July 20, 2001 – The U.S. and EU agree transatlantic stitch-up on trade and climate change.

On the eve of the G8 economic summit in Genoa, Friends of the Earth warns that a transatlantic trade and climate deal being stitched up by U.S. Trade Rep. Robert Zoellick and EU Trade Commissioner Pascal Lamy could, if agreed in Genoa, be the ultimate in lose-lose outcomes for the world’s poor and the environment.

According to latest sources, the US has agreed to support the EU’s call for a new trade round in the WTO in order to smooth transatlantic relationships after the US rejection of the Kyoto Protocol (1) . Since the WTO intends to set its agenda for the next WTO Ministerial in Qatar before the end of July, this sudden change in position by the US (2) is highly significant. In addition to abandoning the Kyoto Protocol, they will now also support WTO trade negotiations opposed by many Southern governments and civil society groups around the world. This is alarming news.

Attempts to bring investment rules into the WTO are seen by many campaigners as an attempt to revive the OECD’s failed Multilateral Agreement on Investment which collapsed in 1997 in the face of unprecedented protest: “A stitch-up on trade and climate is a nightmare scenario for people concerned with protecting their environment and livelihoods. When are governments going to stop listening to big business and start listening to the many millions around the world calling for fair and sustainable economies?” Alexandra Wandel from Friends of the Earth Europe said.

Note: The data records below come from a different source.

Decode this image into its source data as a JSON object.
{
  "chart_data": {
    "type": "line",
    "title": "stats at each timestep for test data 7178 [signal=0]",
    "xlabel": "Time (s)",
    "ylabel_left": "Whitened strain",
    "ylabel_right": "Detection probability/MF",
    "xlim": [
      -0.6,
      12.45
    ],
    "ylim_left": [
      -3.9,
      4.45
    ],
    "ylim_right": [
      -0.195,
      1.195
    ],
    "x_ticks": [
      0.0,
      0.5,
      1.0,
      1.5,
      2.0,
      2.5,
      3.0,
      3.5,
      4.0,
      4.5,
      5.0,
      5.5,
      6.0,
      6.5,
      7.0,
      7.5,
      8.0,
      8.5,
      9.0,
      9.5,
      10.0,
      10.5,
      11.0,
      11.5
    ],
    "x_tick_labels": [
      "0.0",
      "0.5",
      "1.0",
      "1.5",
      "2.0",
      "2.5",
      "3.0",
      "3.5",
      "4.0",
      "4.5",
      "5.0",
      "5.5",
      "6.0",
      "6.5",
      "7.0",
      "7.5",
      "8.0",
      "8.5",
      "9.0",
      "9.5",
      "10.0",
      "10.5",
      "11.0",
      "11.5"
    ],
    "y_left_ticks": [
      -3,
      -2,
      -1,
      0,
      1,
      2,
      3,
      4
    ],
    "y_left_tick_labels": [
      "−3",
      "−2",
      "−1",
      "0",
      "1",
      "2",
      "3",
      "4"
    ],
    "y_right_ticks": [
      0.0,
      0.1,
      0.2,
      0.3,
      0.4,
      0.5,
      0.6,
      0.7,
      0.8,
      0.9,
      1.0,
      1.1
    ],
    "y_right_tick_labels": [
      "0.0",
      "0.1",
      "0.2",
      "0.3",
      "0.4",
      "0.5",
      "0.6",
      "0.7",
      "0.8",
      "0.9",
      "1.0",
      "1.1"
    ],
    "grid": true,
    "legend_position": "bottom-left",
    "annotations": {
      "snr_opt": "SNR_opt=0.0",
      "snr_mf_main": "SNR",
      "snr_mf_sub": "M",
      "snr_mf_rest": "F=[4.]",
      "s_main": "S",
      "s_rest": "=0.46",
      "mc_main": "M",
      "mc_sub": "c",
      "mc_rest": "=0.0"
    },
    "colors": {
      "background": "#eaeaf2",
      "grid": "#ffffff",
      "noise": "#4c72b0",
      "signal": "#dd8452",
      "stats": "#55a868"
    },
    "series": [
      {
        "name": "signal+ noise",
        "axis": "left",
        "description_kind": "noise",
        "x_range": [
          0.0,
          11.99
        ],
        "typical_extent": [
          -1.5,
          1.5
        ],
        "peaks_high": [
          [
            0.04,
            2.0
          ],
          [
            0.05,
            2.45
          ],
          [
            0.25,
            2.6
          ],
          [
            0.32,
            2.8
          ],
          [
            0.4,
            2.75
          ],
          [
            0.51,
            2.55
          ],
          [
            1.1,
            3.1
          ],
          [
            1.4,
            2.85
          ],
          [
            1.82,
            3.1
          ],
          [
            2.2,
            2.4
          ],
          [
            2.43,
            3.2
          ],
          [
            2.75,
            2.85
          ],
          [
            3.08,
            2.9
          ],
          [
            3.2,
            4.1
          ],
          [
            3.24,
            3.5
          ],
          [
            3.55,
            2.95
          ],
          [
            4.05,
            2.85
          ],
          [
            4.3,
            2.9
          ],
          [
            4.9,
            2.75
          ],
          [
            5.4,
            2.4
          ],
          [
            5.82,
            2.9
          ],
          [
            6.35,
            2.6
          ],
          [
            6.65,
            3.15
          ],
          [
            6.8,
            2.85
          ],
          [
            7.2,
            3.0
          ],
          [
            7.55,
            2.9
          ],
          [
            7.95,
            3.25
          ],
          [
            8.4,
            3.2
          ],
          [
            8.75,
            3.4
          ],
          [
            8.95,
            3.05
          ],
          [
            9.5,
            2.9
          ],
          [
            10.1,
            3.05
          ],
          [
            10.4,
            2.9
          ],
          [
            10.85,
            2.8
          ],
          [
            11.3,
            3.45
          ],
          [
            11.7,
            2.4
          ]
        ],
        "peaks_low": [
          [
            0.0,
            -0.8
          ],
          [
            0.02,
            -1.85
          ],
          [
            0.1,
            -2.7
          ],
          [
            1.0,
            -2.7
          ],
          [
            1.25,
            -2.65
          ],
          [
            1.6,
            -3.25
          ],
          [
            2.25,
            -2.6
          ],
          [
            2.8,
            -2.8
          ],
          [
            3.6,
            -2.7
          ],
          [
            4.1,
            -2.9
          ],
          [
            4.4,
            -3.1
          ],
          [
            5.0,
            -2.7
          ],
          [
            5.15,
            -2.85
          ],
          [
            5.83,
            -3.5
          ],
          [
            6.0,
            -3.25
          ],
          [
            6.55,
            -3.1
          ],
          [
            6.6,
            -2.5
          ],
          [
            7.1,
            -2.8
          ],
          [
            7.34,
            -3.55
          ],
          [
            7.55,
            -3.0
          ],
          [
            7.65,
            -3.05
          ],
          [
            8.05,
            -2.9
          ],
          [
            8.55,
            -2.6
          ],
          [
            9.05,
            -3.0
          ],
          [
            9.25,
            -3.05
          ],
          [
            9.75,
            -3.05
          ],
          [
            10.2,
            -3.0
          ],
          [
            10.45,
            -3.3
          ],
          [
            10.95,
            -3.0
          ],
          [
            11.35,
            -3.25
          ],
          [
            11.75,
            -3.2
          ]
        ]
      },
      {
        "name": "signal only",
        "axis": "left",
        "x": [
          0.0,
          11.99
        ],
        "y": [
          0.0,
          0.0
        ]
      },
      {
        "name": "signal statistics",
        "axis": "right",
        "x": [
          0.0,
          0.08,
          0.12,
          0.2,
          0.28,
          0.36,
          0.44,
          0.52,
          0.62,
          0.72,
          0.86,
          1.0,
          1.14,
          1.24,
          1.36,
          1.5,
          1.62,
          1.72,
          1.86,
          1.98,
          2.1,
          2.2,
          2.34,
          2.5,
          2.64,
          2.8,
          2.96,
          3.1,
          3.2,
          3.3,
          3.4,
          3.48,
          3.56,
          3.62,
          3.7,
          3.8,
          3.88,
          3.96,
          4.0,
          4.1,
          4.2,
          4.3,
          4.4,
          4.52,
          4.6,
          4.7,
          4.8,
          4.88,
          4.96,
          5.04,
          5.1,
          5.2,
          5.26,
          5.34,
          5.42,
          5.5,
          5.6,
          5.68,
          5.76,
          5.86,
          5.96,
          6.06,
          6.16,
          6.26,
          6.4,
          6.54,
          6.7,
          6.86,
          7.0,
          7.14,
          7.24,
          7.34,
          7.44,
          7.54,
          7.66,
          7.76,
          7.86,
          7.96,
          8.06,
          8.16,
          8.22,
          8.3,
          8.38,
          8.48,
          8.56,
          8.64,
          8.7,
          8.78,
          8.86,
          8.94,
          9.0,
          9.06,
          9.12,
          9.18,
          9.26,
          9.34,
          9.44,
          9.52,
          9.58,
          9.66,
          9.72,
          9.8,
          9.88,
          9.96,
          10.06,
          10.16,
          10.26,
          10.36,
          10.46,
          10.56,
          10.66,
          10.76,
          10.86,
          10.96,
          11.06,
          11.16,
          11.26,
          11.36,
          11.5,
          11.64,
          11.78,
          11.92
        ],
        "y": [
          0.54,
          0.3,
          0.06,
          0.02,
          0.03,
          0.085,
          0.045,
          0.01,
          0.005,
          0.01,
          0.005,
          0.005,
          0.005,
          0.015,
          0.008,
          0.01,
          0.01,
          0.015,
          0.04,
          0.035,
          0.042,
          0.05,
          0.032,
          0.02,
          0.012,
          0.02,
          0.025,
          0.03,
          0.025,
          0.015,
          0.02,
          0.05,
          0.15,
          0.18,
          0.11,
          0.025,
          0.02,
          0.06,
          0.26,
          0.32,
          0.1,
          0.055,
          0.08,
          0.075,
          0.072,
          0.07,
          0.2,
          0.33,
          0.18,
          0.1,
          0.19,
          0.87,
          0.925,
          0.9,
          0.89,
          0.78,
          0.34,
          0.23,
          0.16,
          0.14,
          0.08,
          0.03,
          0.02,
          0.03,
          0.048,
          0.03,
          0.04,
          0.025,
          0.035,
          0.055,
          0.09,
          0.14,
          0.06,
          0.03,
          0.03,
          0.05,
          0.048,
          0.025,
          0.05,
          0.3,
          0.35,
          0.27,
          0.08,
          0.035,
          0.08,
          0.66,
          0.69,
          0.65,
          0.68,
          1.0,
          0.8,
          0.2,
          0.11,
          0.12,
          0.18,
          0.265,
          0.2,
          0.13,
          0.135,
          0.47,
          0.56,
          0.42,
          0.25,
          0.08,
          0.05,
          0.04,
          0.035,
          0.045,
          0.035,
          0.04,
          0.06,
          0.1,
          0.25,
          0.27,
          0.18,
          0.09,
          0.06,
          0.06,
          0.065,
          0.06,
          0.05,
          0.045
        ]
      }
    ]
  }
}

Commenting on remarks made by Bush at a World Bank meeting on Tuesday – specifically that “those who protest free trade are no friends of the poor” – Ronnie Hall, Trade Co-ordinator of Friends of the Earth International added: “Bush has got it wrong again: it’s those who promote free trade that are ‘no friends of the poor’. Who can fail to see that Bush is propping up the interests of transnational companies that benefit hugely from international trade? Companies like Exxon, for example, will be protected from the rigours of Kyoto Protocol regulation, whilst their government helpfully levers open new markets for them via the WTO. The interests of poorer people, invariably the first to feel the costs of climate change and economic instability, aren’t on Bush’s agenda, whatever he says.” (3)

For futher information see the Citizens’ Guide to Trade, Environment and Sustainability and details of FOEI’s activities in Bonn, both of which can be found at www.foei.org.

For additional comments, please contact:
Ronnie Hall: +44 1243 602756
Alexandra Wandel: +32-2-542 01 85
Duncan McLaren: +44 7941 920469

Footnotes:
(1) This was announced by EU and US officials ahead of the Group of Eight meeting in a press conference in Washington D.C. on 17 July 2001.
(2) Pascal Lamy, EU Trade Commissioner And Robert B. Zoellick, US Trade Representative in the Washington Post, Tuesday, July 17, 2001; Page A17
(3) US Proposals regarding the ongoing General Agreement on Tariffs and Services (GATS) negotiations focus on a signficant expansion in energy services and are intended to bring oil drilling and exploration and the construction of oil pipelines within the purview of the WTO for the first time.